Problem 142

Question

If \(P(A \mid B)=0.4, P(B)=0.8,\) and \(P(A)=0.5,\) are the events \(A\) and \(B\) independent?

Step-by-Step Solution

Verified
Answer
Events A and B are not independent.
1Step 1: Identify the Given Information
We are given: - Conditional probability: \(P(A \mid B) = 0.4\).- Probability of event B: \(P(B) = 0.8\).- Probability of event A: \(P(A) = 0.5\).
2Step 2: Use the Independence Condition Formula
Two events \(A\) and \(B\) are independent if \(P(A \mid B) = P(A)\). Substitute the given values into this condition to check if \(0.4 = 0.5\).
3Step 3: Compare Probabilities
Since \(P(A \mid B) = 0.4\) and \(P(A) = 0.5\), these two probabilities are not equal. This implies that \(A\) and \(B\) are not independent events.

Key Concepts

Conditional ProbabilityIndependence of EventsProbability of Events
Conditional Probability
To understand conditional probability, consider it as the likelihood of an event occurring given that another event has already transpired. The conditional probability of event \(A\) given event \(B\) is denoted as \(P(A \mid B)\). It answers the question: "If I know that \(B\) has happened, what is the probability that \(A\) will also occur?" Thus, we calculate conditional probability using the formula:
  • \(P(A \mid B) = \frac{P(A \cap B)}{P(B)}\)\
In our exercise, \(P(A \mid B) = 0.4\). This means when event \(B\) happens, the probability that \(A\) also occurs is 40%. Conditional probability is sensitive to the given context, making it different from the standalone probability of an event. It's crucial for situations where past events or evidence modifies our evaluation of further possibilities.
Independence of Events
Events are considered independent if the occurrence of one does not affect the probability of the occurrence of the other. In mathematical terms, events \(A\) and \(B\) are independent if \(P(A \mid B) = P(A)\) or equivalently, \(P(B \mid A) = P(B)\).
  • If these conditions hold true, the occurrence of event \(B\) has no impact on the probability of event \(A\), and vice versa.
  • Independence is a key concept because it simplifies the mathematical modeling of multiple events happening at the same time.
In our problem, we need to determine if \(A\) and \(B\) are independent. We found \(P(A \mid B) = 0.4\) and \(P(A) = 0.5\).
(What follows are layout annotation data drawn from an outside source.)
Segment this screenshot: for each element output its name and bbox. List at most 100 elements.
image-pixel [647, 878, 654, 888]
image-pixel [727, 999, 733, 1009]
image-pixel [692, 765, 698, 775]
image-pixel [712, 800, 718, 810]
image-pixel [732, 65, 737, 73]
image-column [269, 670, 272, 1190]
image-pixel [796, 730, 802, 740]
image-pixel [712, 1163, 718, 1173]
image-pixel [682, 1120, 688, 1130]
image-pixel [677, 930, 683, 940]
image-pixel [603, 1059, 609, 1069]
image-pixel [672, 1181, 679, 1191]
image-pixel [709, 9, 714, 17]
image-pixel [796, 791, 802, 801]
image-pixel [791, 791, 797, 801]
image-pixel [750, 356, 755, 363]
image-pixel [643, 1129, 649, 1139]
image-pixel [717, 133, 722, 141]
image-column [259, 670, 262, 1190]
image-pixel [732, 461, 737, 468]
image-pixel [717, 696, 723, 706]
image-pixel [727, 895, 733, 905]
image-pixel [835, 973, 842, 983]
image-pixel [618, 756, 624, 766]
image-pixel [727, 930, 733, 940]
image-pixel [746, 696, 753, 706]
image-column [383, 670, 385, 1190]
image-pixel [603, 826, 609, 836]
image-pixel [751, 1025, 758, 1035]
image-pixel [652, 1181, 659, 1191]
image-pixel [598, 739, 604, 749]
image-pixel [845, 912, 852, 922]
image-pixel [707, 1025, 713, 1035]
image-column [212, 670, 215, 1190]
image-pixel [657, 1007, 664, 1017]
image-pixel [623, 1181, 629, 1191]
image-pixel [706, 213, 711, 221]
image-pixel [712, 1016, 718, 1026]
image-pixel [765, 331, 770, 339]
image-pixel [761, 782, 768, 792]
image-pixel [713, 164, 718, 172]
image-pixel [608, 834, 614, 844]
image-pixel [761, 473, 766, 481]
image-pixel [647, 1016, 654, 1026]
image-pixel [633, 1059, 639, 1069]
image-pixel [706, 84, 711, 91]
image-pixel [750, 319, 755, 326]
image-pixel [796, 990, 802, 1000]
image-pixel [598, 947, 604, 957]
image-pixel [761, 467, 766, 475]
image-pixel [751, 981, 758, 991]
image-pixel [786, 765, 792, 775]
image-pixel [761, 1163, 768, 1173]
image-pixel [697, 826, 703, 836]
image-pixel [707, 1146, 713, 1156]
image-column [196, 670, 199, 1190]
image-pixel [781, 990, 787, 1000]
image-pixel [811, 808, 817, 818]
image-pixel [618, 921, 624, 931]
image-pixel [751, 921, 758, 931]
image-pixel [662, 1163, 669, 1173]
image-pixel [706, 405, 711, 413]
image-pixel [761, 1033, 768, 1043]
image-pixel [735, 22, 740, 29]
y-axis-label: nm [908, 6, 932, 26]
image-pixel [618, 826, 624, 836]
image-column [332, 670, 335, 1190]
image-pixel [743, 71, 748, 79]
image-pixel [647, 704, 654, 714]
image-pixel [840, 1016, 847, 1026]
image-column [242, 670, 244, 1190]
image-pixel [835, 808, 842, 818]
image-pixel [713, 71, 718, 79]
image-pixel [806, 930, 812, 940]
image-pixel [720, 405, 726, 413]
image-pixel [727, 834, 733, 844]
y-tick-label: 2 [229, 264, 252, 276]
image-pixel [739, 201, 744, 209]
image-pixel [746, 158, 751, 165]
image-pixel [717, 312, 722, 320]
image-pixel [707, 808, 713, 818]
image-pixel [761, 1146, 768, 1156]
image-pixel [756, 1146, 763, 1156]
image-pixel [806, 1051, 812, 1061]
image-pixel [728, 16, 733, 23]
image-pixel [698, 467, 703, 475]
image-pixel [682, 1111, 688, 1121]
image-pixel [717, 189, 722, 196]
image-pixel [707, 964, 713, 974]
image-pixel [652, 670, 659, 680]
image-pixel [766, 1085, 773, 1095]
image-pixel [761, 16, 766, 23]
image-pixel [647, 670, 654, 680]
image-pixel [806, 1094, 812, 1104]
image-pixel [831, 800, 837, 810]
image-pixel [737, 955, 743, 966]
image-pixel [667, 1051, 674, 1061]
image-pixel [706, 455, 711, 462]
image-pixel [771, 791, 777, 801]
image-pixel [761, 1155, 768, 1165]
They aren't equal, indicating that event \(B\) affects the probability of \(A\), thus they are not independent. This reinforces the understanding that independence of events must align with these clear mathematical conditions.
Probability of Events
The probability of an event is a fundamental concept of probability theory. It measures the likelihood or certainty of an event occurring. Probabilities are values between 0 and 1, where 0 means the event will not occur and 1 means it certainly will.
  • For example, the probability \(P(A) = 0.5\) indicates a 50% chance that event \(A\) will occur.
  • Similarly, \(P(B) = 0.8\) indicates an 80% chance that event \(B\) will occur.
These individual probabilities provide a sense of expectation or prediction about the events based on the given conditions or observations. Understanding the probability of events enables effective decision-making and helps assess risks or chances in various real-world scenarios, such as games, forecasts, and decisions under uncertainty. In our context, knowing \(P(A)\) and \(P(B)\) helps evaluate conditional probabilities and assess independence.